3537 Jürgen, provisional designation , is a stony Eunomia asteroid from the middle region of the asteroid belt, approximately 8 kilometers in diameter. It was discovered by American astronomer Edward Bowell at Lowell's Anderson Mesa Station, Arizona, on 15 November 1982. It was named after planetary scientist Jürgen Rahe.

== Orbit and classification ==
Jürgen is both a member of the Eunomia and Maria family of asteroids. It orbits the Sun in the central main-belt at a distance of 2.2–3.0 AU once every 4 years and 2 months (1,520 days). Its orbit has an eccentricity of 0.16 and an inclination of 15° with respect to the ecliptic. The first precovery was taken at Crimea-Nauchnij in 1982, extending the asteroid's observation arc by just 25 days prior to its discovery.
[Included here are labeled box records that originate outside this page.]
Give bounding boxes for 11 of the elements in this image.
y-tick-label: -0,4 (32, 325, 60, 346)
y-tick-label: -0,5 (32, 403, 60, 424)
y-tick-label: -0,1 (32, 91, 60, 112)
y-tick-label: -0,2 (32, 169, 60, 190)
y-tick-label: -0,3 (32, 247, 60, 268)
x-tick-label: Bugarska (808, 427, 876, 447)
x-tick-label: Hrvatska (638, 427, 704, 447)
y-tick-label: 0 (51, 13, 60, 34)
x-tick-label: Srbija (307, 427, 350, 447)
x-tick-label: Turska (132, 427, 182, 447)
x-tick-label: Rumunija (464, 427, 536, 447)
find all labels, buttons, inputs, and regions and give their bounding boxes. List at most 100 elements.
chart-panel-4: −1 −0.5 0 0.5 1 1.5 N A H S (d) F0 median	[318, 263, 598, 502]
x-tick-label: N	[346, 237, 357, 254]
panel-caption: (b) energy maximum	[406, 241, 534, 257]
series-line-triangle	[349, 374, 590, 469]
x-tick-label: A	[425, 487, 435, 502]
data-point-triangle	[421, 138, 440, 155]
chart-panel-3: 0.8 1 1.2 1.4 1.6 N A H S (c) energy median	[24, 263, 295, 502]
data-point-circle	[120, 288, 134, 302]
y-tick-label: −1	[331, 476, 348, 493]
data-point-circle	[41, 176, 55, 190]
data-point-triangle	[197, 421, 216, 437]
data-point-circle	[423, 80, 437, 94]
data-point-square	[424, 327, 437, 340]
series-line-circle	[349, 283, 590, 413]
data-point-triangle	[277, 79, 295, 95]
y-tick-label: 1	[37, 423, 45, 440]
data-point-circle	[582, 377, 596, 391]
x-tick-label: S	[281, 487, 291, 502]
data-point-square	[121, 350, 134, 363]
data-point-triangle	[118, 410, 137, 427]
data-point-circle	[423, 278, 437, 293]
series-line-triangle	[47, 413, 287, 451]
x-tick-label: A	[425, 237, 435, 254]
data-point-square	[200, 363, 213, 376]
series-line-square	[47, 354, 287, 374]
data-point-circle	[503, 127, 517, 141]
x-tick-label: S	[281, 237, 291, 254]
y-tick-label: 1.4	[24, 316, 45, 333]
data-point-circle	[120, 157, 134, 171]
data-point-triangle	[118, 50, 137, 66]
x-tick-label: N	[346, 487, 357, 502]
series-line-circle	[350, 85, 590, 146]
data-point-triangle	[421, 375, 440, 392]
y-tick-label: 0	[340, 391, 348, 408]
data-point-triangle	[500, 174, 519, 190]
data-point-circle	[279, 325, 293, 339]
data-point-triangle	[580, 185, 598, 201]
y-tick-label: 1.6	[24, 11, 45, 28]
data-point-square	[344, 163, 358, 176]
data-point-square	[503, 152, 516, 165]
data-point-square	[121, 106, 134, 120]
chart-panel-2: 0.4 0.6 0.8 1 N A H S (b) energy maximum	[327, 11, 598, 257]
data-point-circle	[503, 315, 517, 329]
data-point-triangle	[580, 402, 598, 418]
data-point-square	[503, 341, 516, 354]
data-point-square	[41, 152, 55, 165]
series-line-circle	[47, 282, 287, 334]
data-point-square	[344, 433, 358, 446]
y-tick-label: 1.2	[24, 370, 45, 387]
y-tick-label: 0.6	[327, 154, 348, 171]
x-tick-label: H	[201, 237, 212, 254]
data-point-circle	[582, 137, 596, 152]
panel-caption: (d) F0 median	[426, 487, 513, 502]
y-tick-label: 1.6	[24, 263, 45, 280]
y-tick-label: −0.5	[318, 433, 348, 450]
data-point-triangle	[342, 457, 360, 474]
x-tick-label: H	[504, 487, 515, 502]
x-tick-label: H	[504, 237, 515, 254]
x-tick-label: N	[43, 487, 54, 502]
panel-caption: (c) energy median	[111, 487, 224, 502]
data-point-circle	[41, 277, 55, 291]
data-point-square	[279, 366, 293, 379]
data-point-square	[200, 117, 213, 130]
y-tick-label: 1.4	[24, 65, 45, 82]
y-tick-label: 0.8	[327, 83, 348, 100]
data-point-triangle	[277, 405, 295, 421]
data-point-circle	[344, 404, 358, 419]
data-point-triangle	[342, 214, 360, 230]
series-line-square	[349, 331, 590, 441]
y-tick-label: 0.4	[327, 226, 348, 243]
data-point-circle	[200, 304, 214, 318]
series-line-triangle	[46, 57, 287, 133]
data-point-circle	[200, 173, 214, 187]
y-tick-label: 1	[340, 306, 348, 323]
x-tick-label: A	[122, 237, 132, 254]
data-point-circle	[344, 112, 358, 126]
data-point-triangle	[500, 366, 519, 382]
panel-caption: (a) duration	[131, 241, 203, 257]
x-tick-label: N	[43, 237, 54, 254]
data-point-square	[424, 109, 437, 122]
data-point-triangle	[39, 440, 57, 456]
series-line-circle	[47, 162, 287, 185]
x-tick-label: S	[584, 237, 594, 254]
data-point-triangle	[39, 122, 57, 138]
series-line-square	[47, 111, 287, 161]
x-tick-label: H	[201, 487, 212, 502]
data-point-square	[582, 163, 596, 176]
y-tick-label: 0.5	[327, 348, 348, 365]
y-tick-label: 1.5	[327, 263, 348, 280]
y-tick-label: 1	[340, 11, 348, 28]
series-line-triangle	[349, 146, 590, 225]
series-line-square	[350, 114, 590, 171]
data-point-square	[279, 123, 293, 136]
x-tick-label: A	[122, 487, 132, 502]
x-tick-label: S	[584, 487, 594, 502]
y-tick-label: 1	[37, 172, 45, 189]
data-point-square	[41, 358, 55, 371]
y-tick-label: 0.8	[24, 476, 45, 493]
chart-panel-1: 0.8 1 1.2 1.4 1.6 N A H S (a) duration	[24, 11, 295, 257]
== Physical characteristics ==
Jürgen is a common S-type asteroid. It has also been characterized as a rare LS-type by Pan-STARRS' large-scale photometric survey.

=== Diameter and albedo ===
According to the survey carried out by the NEOWISE mission of NASA's Wide-field Infrared Survey Explorer, the asteroid measures 7.8 and 8.3 kilometers in diameter and its surface has an albedo of 0.168 and 0.188, while the Collaborative Asteroid Lightcurve Link (CALL) assumes an albedo of 0.21 and hence calculates a larger diameter of 9.1 kilometers.

=== Rotation period ===
A 2004-published photometric lightcurve analysis by Brazilian astronomer Alvaro Alvarez-Candal rendered a provisional rotation period of 14 hours with a brightness amplitude of 0.3 in magnitude (U=1).

== Naming ==
This minor planet was named after Jürgen Rahe (1939–1997), German planetary scientist, astrophysicist, and Director for Solar System Exploration at NASA's Office of Space Science. He is best known for his cometary atlases and observations using the International Ultraviolet Explorer.

Jürgen Rahe was also a principal investigator of the International Halley Watch (IHW), director of both, the astronomy department at FAU and the Dr. Remeis Observatory, and affiliated with IAU's Physical Studies of Comets, Minor Planets and Meteorites commission for many years. His diplomatic skills in international projects were beneficial to both IHW and IAU. The approved naming citation was published by the Minor Planet Center on 2 April 1988 (M.P.C. 12973).